Side note, I really need a haircut. I like my long hair right now except for the fact that the ends are getting tangly. My feet are pretty fine but I’d die for a pedicure too. I just enjoy getting them so much. Spa day post quarantine? You know what? That sounds good in THEORY. However, I feel like I’ll be one of those people that it’s going to take me a hot minute to get comfortable getting that close to people again.

Alright, enough daydreaming about nice hair and soft feet, time to sew some masks!

Happy Saturday everyone!

Expectations VS Reality.

Last night I stayed up for three hours cutting pieces of fabric to make masks. In all fairness, I was also texting. I got the front and back for about 25 masks cut out. I still have to cut out the middle pieces, plus, do all the ironing and sewing. I have a few friends who want them and I am happy to make them. I’m a bit tired and a bit behind on housework, but it is good for me. I’m not the world’s best sewing expert. I’m still learning and I am getting some really great practice in!

I got my sewing machine when my six year old daughter Ellie was a baby. I couldn’t afford it but I usually get birthday money from my family, and then, in laws. I currently have mixed feelings about the fact that they helped buy it. It’s the only thing left in the house that I can remember them buying us. Actually, the baby stroller. The baby stroller was given to us by my in laws during our first baby shower.

Now it’s bugging me a little. It really shouldn’t but it does. There are just so many hard feelings between us. I am grateful for everything that they have done for my kids and our family. At one point that was a lot. I don’t like acknowledging that I needed them.
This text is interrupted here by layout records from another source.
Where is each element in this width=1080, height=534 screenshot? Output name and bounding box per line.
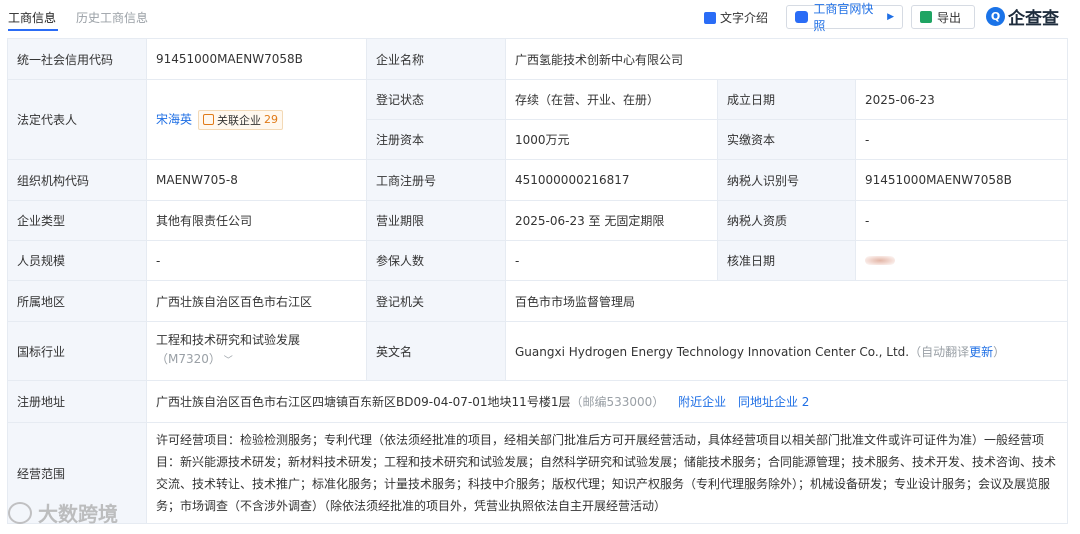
watermark-logo-icon	[8, 501, 32, 524]
text-intro-label: 文字介绍	[720, 11, 769, 25]
staff-value: -	[146, 240, 367, 281]
region-label: 所属地区	[7, 280, 147, 322]
paid-capital-value: -	[854, 119, 1069, 160]
authority-label: 登记机关	[366, 280, 506, 322]
table-row: 经营范围 许可经营项目：检验检测服务；专利代理（依法须经批准的项目，经相关部门批…	[7, 422, 1069, 524]
export-button[interactable]: 导出	[911, 5, 975, 29]
brand-name: 企查查	[1008, 9, 1059, 29]
authority-value: 百色市市场监督管理局	[504, 280, 1069, 322]
taxpayer-qual-value: -	[854, 200, 1069, 241]
table-row: 国标行业 工程和技术研究和试验发展 （M7320） ﹀ 英文名 Guangxi …	[7, 321, 1069, 381]
related-count: 29	[264, 113, 279, 126]
chevron-down-icon: ﹀	[220, 356, 233, 366]
company-name-value: 广西氢能技术创新中心有限公司	[504, 38, 1069, 80]
status-value: 存续（在营、开业、在册）	[505, 79, 718, 120]
industry-label: 国标行业	[7, 321, 147, 381]
english-name-label: 英文名	[366, 321, 506, 381]
founded-value: 2025-06-23	[854, 79, 1069, 120]
watermark: 大数跨境	[8, 498, 118, 527]
reg-no-value: 451000000216817	[505, 159, 718, 201]
blurred-date	[865, 255, 895, 265]
tab-history-business-info[interactable]: 历史工商信息	[76, 9, 148, 26]
taxpayer-qual-label: 纳税人资质	[717, 200, 856, 241]
paren-close: ）	[993, 344, 1006, 359]
excel-icon	[920, 11, 932, 23]
insured-value: -	[505, 240, 718, 281]
org-code-label: 组织机构代码	[7, 159, 147, 201]
approval-label: 核准日期	[717, 240, 856, 281]
same-address-link[interactable]: 同地址企业 2	[738, 395, 809, 409]
top-bar: 工商信息 历史工商信息 文字介绍 工商官网快照 ▶ 导出 Q 企查查	[0, 0, 1080, 34]
related-companies-badge[interactable]: 关联企业 29	[198, 109, 284, 130]
company-name-label: 企业名称	[366, 38, 506, 80]
approval-value	[854, 240, 1069, 281]
address-cell: 广西壮族自治区百色市右江区四塘镇百东新区BD09-04-07-01地块11号楼1…	[145, 380, 1069, 423]
founded-label: 成立日期	[717, 79, 856, 120]
active-tab-indicator	[8, 29, 58, 31]
english-name-value: Guangxi Hydrogen Energy Technology Innov…	[515, 344, 910, 359]
table-row: 人员规模 - 参保人数 - 核准日期	[7, 240, 1069, 281]
legal-rep-label: 法定代表人	[7, 79, 147, 160]
type-label: 企业类型	[7, 200, 147, 241]
insured-label: 参保人数	[366, 240, 506, 281]
auto-translate-label: （自动翻译	[909, 344, 970, 359]
legal-rep-link[interactable]: 宋海英	[156, 112, 192, 126]
type-value: 其他有限责任公司	[146, 200, 367, 241]
address-label: 注册地址	[7, 380, 147, 423]
credit-code-value: 91451000MAENW7058B	[146, 38, 367, 80]
official-snapshot-label: 工商官网快照	[813, 2, 874, 33]
update-link[interactable]: 更新	[969, 345, 993, 359]
table-row: 所属地区 广西壮族自治区百色市右江区 登记机关 百色市市场监督管理局	[7, 280, 1069, 322]
industry-cell: 工程和技术研究和试验发展 （M7320） ﹀	[146, 321, 367, 381]
same-address-label: 同地址企业	[737, 395, 798, 409]
table-row: 注册地址 广西壮族自治区百色市右江区四塘镇百东新区BD09-04-07-01地块…	[7, 380, 1069, 423]
watermark-text: 大数跨境	[38, 502, 118, 526]
related-icon	[203, 114, 215, 125]
paid-capital-label: 实缴资本	[717, 119, 856, 160]
official-snapshot-button[interactable]: 工商官网快照 ▶	[786, 2, 903, 33]
tab-business-info[interactable]: 工商信息	[8, 9, 56, 26]
taxpayer-id-label: 纳税人识别号	[717, 159, 856, 201]
nearby-companies-link[interactable]: 附近企业	[678, 395, 726, 409]
org-code-value: MAENW705-8	[146, 159, 367, 201]
term-label: 营业期限	[366, 200, 506, 241]
reg-capital-label: 注册资本	[366, 119, 506, 160]
english-name-cell: Guangxi Hydrogen Energy Technology Innov…	[504, 321, 1069, 381]
camera-icon	[795, 11, 809, 23]
table-row: 统一社会信用代码 91451000MAENW7058B 企业名称 广西氢能技术创…	[7, 38, 1069, 80]
postcode: （邮编533000）	[570, 395, 665, 409]
address-value: 广西壮族自治区百色市右江区四塘镇百东新区BD09-04-07-01地块11号楼1…	[156, 395, 571, 409]
related-label: 关联企业	[217, 113, 262, 127]
reg-no-label: 工商注册号	[366, 159, 506, 201]
triangle-right-icon: ▶	[887, 12, 894, 22]
industry-code: （M7320）	[156, 352, 221, 366]
region-value: 广西壮族自治区百色市右江区	[146, 280, 367, 322]
table-row: 法定代表人 宋海英 关联企业 29 登记状态 存续（在营、开业、在册） 成立日期 …	[7, 79, 1069, 160]
industry-code-dropdown[interactable]: （M7320） ﹀	[156, 350, 357, 371]
reg-capital-value: 1000万元	[505, 119, 718, 160]
same-address-count: 2	[801, 395, 810, 409]
term-value: 2025-06-23 至 无固定期限	[505, 200, 718, 241]
legal-rep-cell: 宋海英 关联企业 29	[146, 79, 367, 160]
document-icon	[704, 11, 716, 24]
status-label: 登记状态	[366, 79, 506, 120]
brand-logo: Q 企查查	[986, 4, 1059, 29]
industry-value: 工程和技术研究和试验发展	[156, 333, 301, 347]
credit-code-label: 统一社会信用代码	[7, 38, 147, 80]
table-row: 企业类型 其他有限责任公司 营业期限 2025-06-23 至 无固定期限 纳税…	[7, 200, 1069, 241]
business-info-table: 统一社会信用代码 91451000MAENW7058B 企业名称 广西氢能技术创…	[7, 38, 1069, 524]
export-label: 导出	[937, 10, 962, 25]
table-row: 组织机构代码 MAENW705-8 工商注册号 451000000216817 …	[7, 159, 1069, 201]
staff-label: 人员规模	[7, 240, 147, 281]
qichacha-icon: Q	[986, 7, 1005, 26]
scope-value: 许可经营项目：检验检测服务；专利代理（依法须经批准的项目，经相关部门批准后方可开…	[145, 422, 1069, 524]
text-intro-button[interactable]: 文字介绍	[704, 9, 768, 26]
taxpayer-id-value: 91451000MAENW7058B	[854, 159, 1069, 201]
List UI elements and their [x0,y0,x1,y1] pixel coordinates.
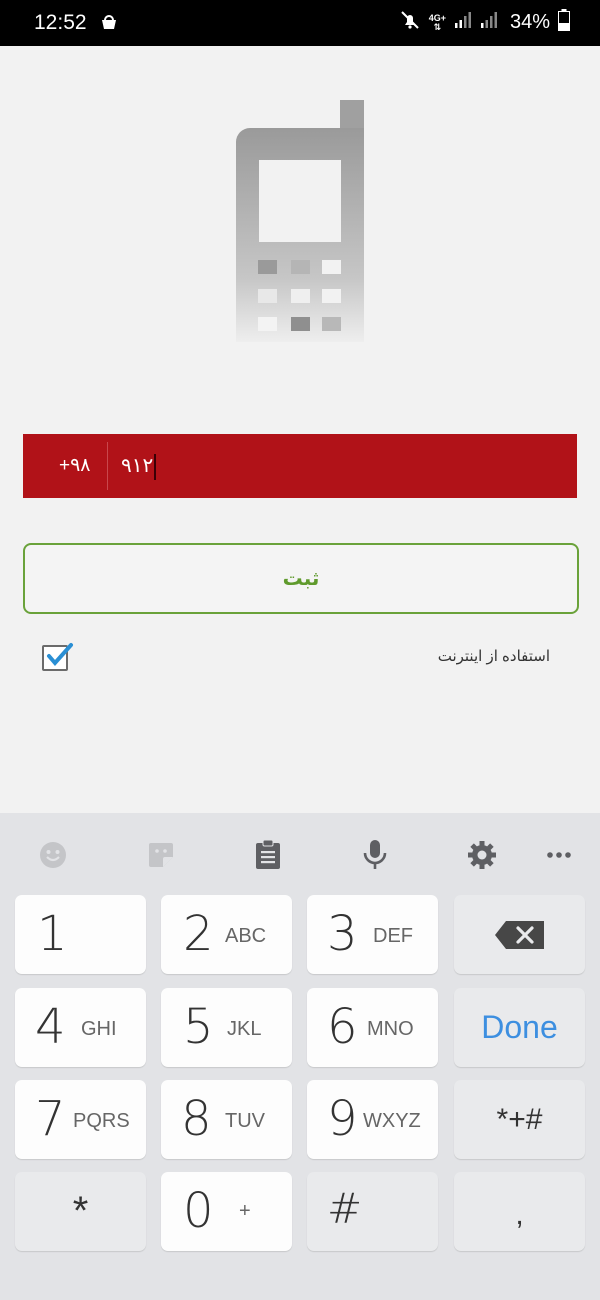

Admitting that we didn’t have the money for a stroller or sewing machine. That is just me being a Leo and prideful though.

Why did I even want a sewing machine? I had this vision of being the “perfect housewife”. You know, baking for the family, a clean house and sewing dresses for my daughter. In the end it felt impractical. You can buy so many dresses for reasonable prices. I didn’t think sewing to be SO expensive. I didn’t expect to need SO much practice. I thought I would have had more time. I believed I would be better at it, sooner.

Even though I am now separated, and I have a little less patience than I want with my kids, I still have this vision of how I want to be. I am learning. I am growing closer everyday. As my kids get older, well, there are pros and cons to them getting older. Now, they get into everything but one day they will both be at school all day. Maybe I never made my daughter a dress, but I did make an outfit for her doll, which she cherishes. Maybe I’ll be the grandma who bakes and sews for everyone.

Do you have any hobbies?? What did you envision for yourself??